Showing posts with label ressentiment. Show all posts
Showing posts with label ressentiment. Show all posts

29 Mar 2014

In Defence of Gwyneth Paltrow



The question is not why so many people find Gwyneth Paltrow irritating, but why so many people hate her with such violent and shameful ferocity.

Reading through some of the vile comments written about her this week following the announcement of her conscious uncoupling from husband Chris Martin, one predictably comes across not only misogyny and anti-Semitism, but what Nietzsche terms ressentiment and by which he refers to a poisonous will to revenge on behalf of the disprivileged and those who continue to advocate and enforce slave morality. 

Ms Paltrow is hated not because of any pretentious aspects to her character or quirky affectations of speech, but because she is a very wealthy, very successful, very talented, and very beautiful individual who, despite the deep sadness caused by her separation, dares to present the world with a healthy, happy face.

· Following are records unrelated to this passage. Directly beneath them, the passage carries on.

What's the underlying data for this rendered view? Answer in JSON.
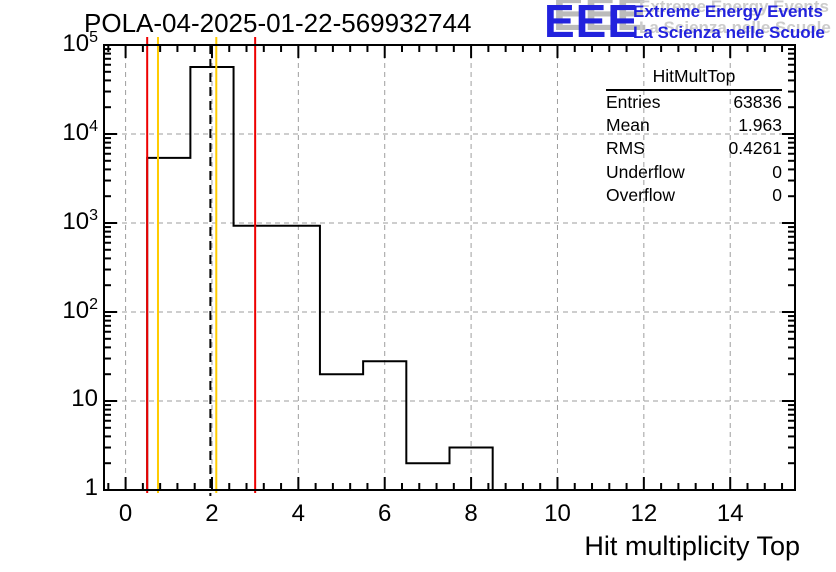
{
  "header": {
    "title": "POLA-04-2025-01-22-569932744",
    "logo": {
      "acronym": "EEE",
      "line1": "Extreme Energy Events",
      "line2": "La Scienza nelle Scuole",
      "text_color": "#2222dd",
      "shadow_color": "#bbbbbb"
    }
  },
  "chart_data": {
    "type": "bar",
    "subtype": "step-histogram",
    "title": "POLA-04-2025-01-22-569932744",
    "xlabel": "Hit multiplicity Top",
    "ylabel": "",
    "x_range": [
      -0.5,
      15.5
    ],
    "y_scale": "log",
    "y_range": [
      1,
      100000
    ],
    "x_major_ticks": [
      0,
      2,
      4,
      6,
      8,
      10,
      12,
      14
    ],
    "x_minor_step": 0.4,
    "y_major_ticks": [
      1,
      10,
      100,
      1000,
      10000,
      100000
    ],
    "grid": {
      "show": true,
      "color": "#9e9e9e",
      "dash": "5,4"
    },
    "frame_color": "#000000",
    "histogram": {
      "line_color": "#000000",
      "bin_edges": [
        0.5,
        1.5,
        2.5,
        3.5,
        4.5,
        5.5,
        6.5,
        7.5,
        8.5
      ],
      "bin_centers": [
        1,
        2,
        3,
        4,
        5,
        6,
        7,
        8
      ],
      "bin_contents": [
        5400,
        56550,
        930,
        930,
        20,
        28,
        2,
        3
      ],
      "values_estimated_from_log_scale": true,
      "bins_outside_range_empty": true
    },
    "marker_lines": [
      {
        "x": 0.5,
        "color": "#ee0000",
        "style": "solid"
      },
      {
        "x": 0.75,
        "color": "#ffcc00",
        "style": "solid"
      },
      {
        "x": 1.963,
        "color": "#000000",
        "style": "dashed"
      },
      {
        "x": 2.1,
        "color": "#ffcc00",
        "style": "solid"
      },
      {
        "x": 3.0,
        "color": "#ee0000",
        "style": "solid"
      }
    ],
    "stats_box": {
      "title": "HitMultTop",
      "rows": [
        {
          "label": "Entries",
          "value": "63836"
        },
        {
          "label": "Mean",
          "value": "1.963"
        },
        {
          "label": "RMS",
          "value": "0.4261"
        },
        {
          "label": "Underflow",
          "value": "0"
        },
        {
          "label": "Overflow",
          "value": "0"
        }
      ]
    }
  }
}
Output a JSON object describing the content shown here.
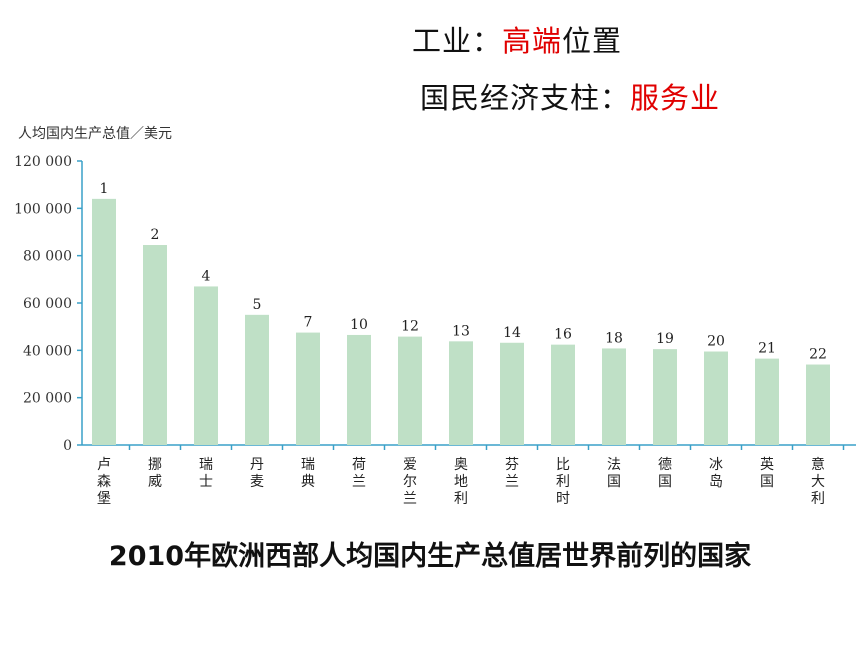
{
  "headline": {
    "line1_prefix": "工业：",
    "line1_highlight": "高端",
    "line1_suffix": "位置",
    "line2_prefix": "国民经济支柱：",
    "line2_highlight": "服务业",
    "highlight_color": "#e00000"
  },
  "caption": "2010年欧洲西部人均国内生产总值居世界前列的国家",
  "chart_data": {
    "type": "bar",
    "ylabel": "人均国内生产总值／美元",
    "ylim": [
      0,
      120000
    ],
    "y_ticks": [
      0,
      20000,
      40000,
      60000,
      80000,
      100000,
      120000
    ],
    "y_tick_labels": [
      "0",
      "20 000",
      "40 000",
      "60 000",
      "80 000",
      "100 000",
      "120 000"
    ],
    "categories": [
      "卢森堡",
      "挪威",
      "瑞士",
      "丹麦",
      "瑞典",
      "荷兰",
      "爱尔兰",
      "奥地利",
      "芬兰",
      "比利时",
      "法国",
      "德国",
      "冰岛",
      "英国",
      "意大利"
    ],
    "ranks": [
      "1",
      "2",
      "4",
      "5",
      "7",
      "10",
      "12",
      "13",
      "14",
      "16",
      "18",
      "19",
      "20",
      "21",
      "22"
    ],
    "values": [
      104000,
      84500,
      67000,
      55000,
      47500,
      46500,
      45800,
      43800,
      43200,
      42400,
      40800,
      40500,
      39500,
      36500,
      34000
    ],
    "bar_color": "#bfe0c6",
    "axis_color": "#3aa0c8"
  }
}
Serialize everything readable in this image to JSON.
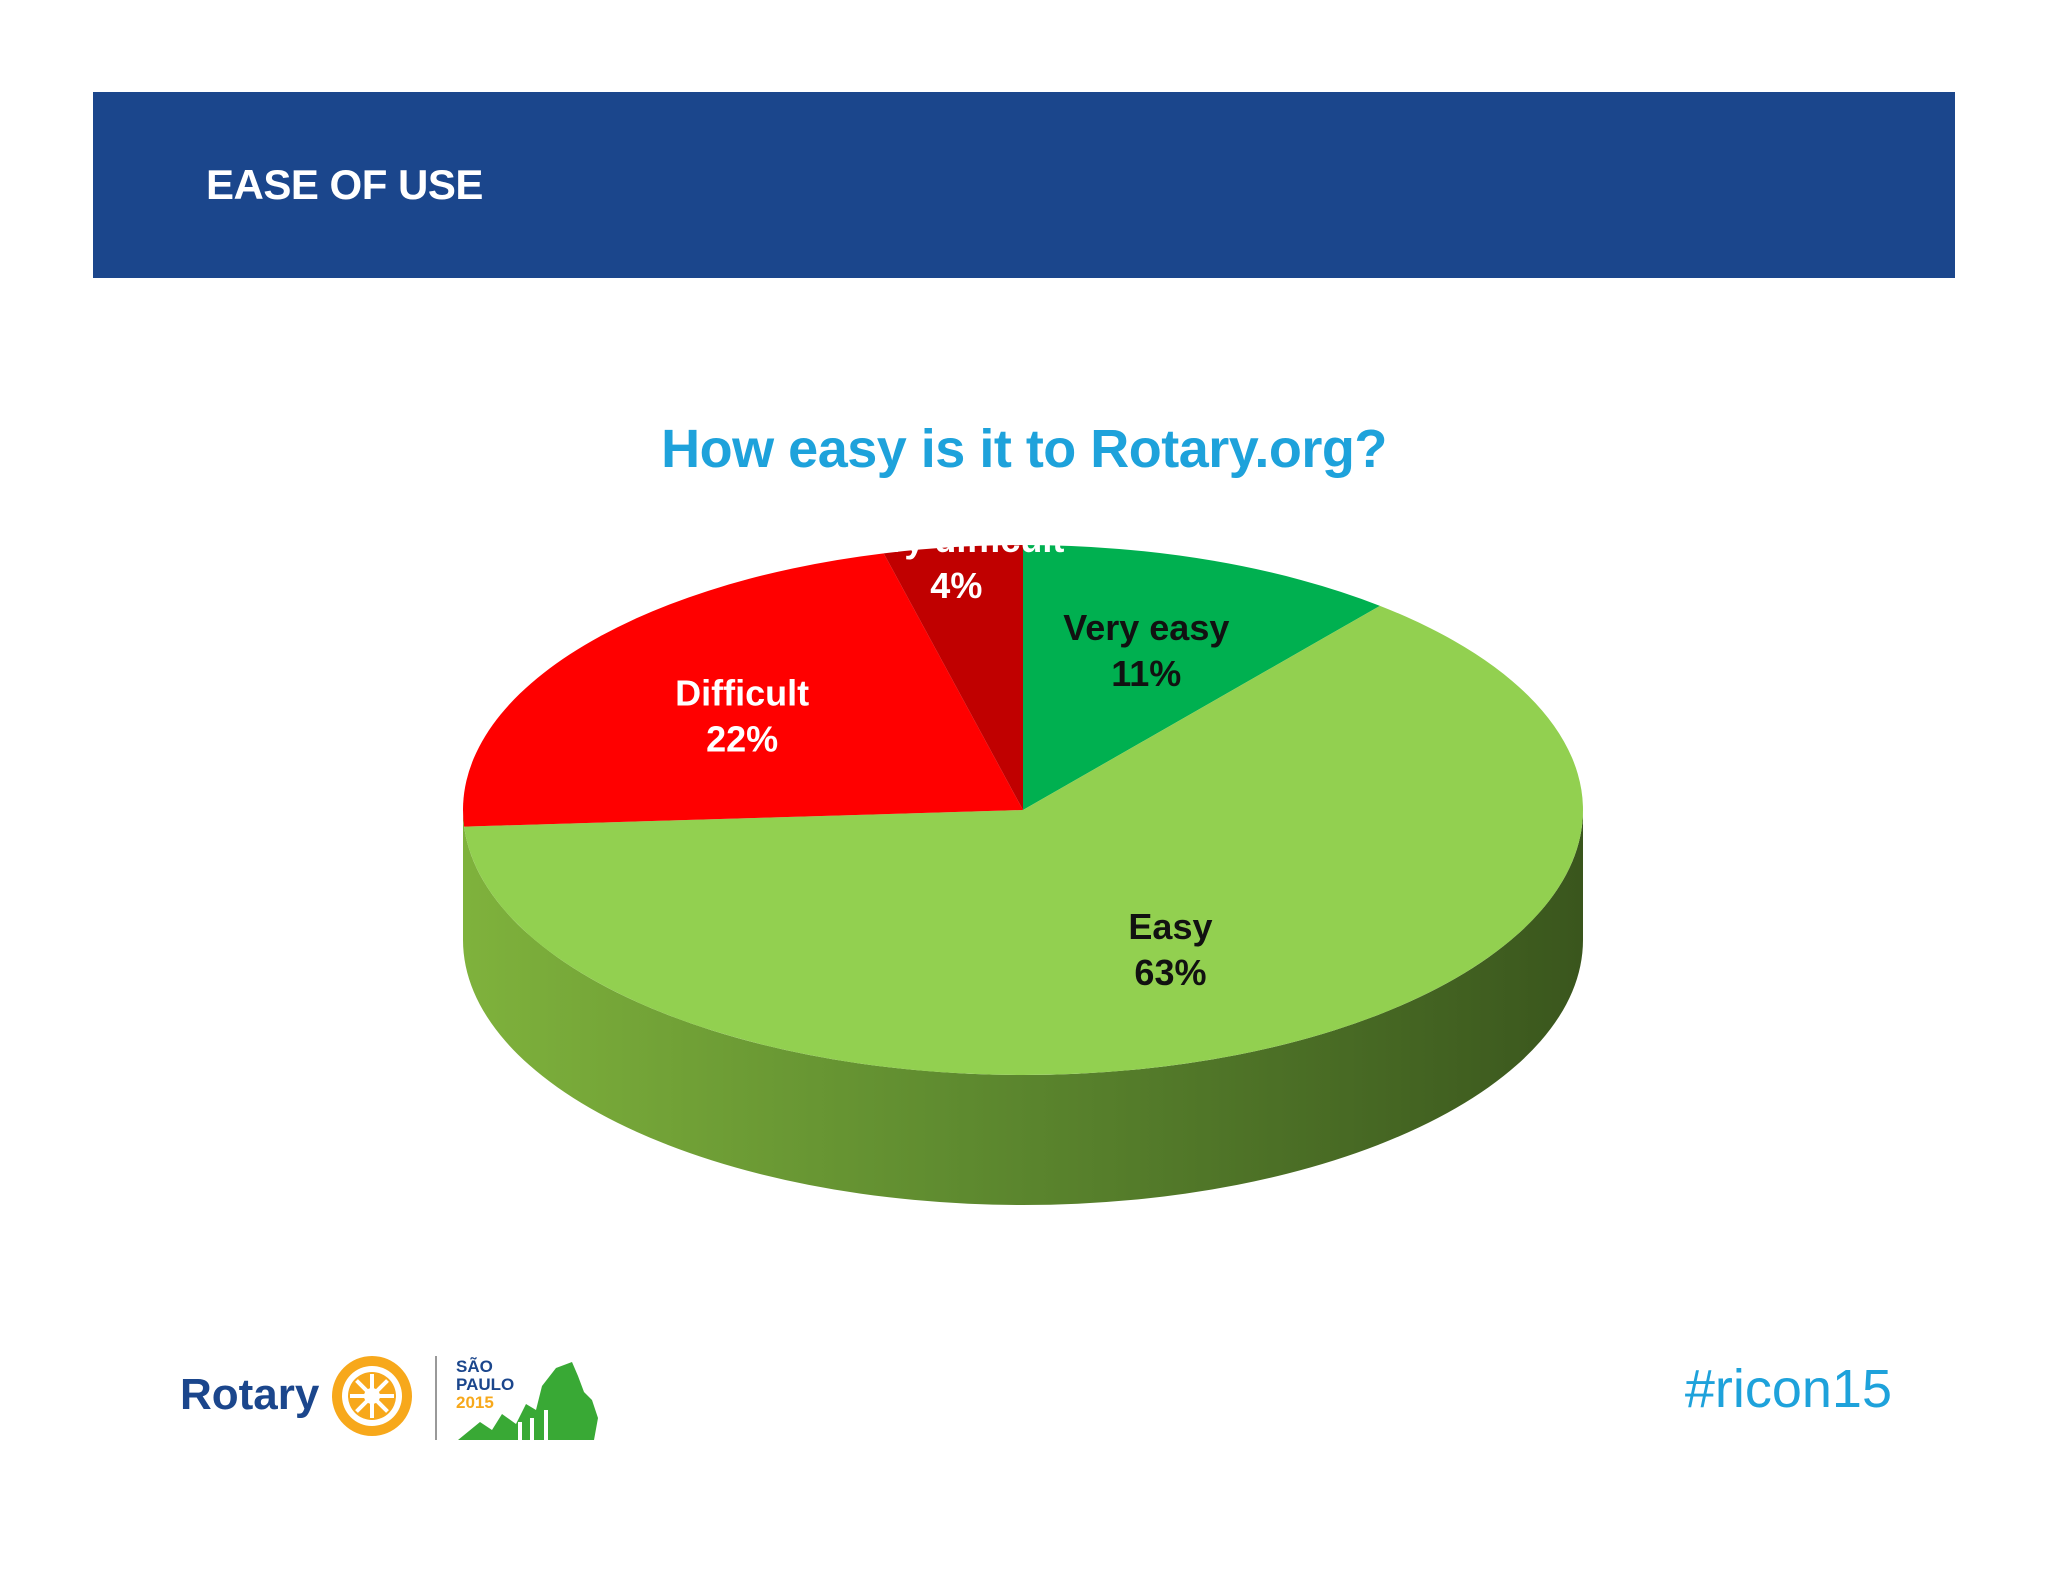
{
  "header": {
    "title": "EASE OF USE"
  },
  "chart_data": {
    "type": "pie",
    "title": "How easy is it to Rotary.org?",
    "slices": [
      {
        "label": "Very easy",
        "value": 11,
        "value_label": "11%",
        "color": "#00b050",
        "label_color": "#111111"
      },
      {
        "label": "Easy",
        "value": 63,
        "value_label": "63%",
        "color": "#92d050",
        "label_color": "#111111"
      },
      {
        "label": "Difficult",
        "value": 22,
        "value_label": "22%",
        "color": "#ff0000",
        "label_color": "#ffffff"
      },
      {
        "label": "Very difficult",
        "value": 4,
        "value_label": "4%",
        "color": "#c00000",
        "label_color": "#ffffff"
      }
    ]
  },
  "footer": {
    "logo_text": "Rotary",
    "event_line1": "SÃO",
    "event_line2": "PAULO",
    "event_year": "2015",
    "hashtag": "#ricon15"
  },
  "colors": {
    "header_band": "#1b468c",
    "title": "#1ea2db",
    "rotary_blue": "#1b468c",
    "rotary_gold": "#f7a81b",
    "event_green": "#39a935"
  }
}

I may not wish to subscribe to her goop lifestyle, but better even that than living with scabies of the heart.        

18 Jan 2013

Non Placet



Having just finished reading the Derrida biography written by Benoît Peeters (trans. Andrew Brown), I was reminded once more of the time in 1992 when four Cambridge dons brought shame upon themselves and their University with a decision to oppose the awarding of an honorary degree to M. Derrida on the grounds that his thinking failed to meet accepted standards of philosophical clarity and rigour.

The fact that this ignominious decision was supported by numerous other academics in an open letter to The Times which accused Derrida of being, at best, a clever trickster whose writing style not only defied comprehension but threatened the very foundations of scholarship, only made things even more embarrassing for those of us who, whilst belonging to a British intellectual tradition, were excited by the challenge French theory presented to traditional models of thought and methods of reading.   

Thankfully, when put to a wider ballot, it was decided by 336 votes to 204 to give Derrida his degree. But of course, the old prejudices and stupidities continued to circulate and erupt from time to time and even some of the obituaries written following his death in 2004 contained an ugly, jeering tone full of resentment and in stark contrast to Derrida's own profoundly beautiful writings of mourning and commemoration.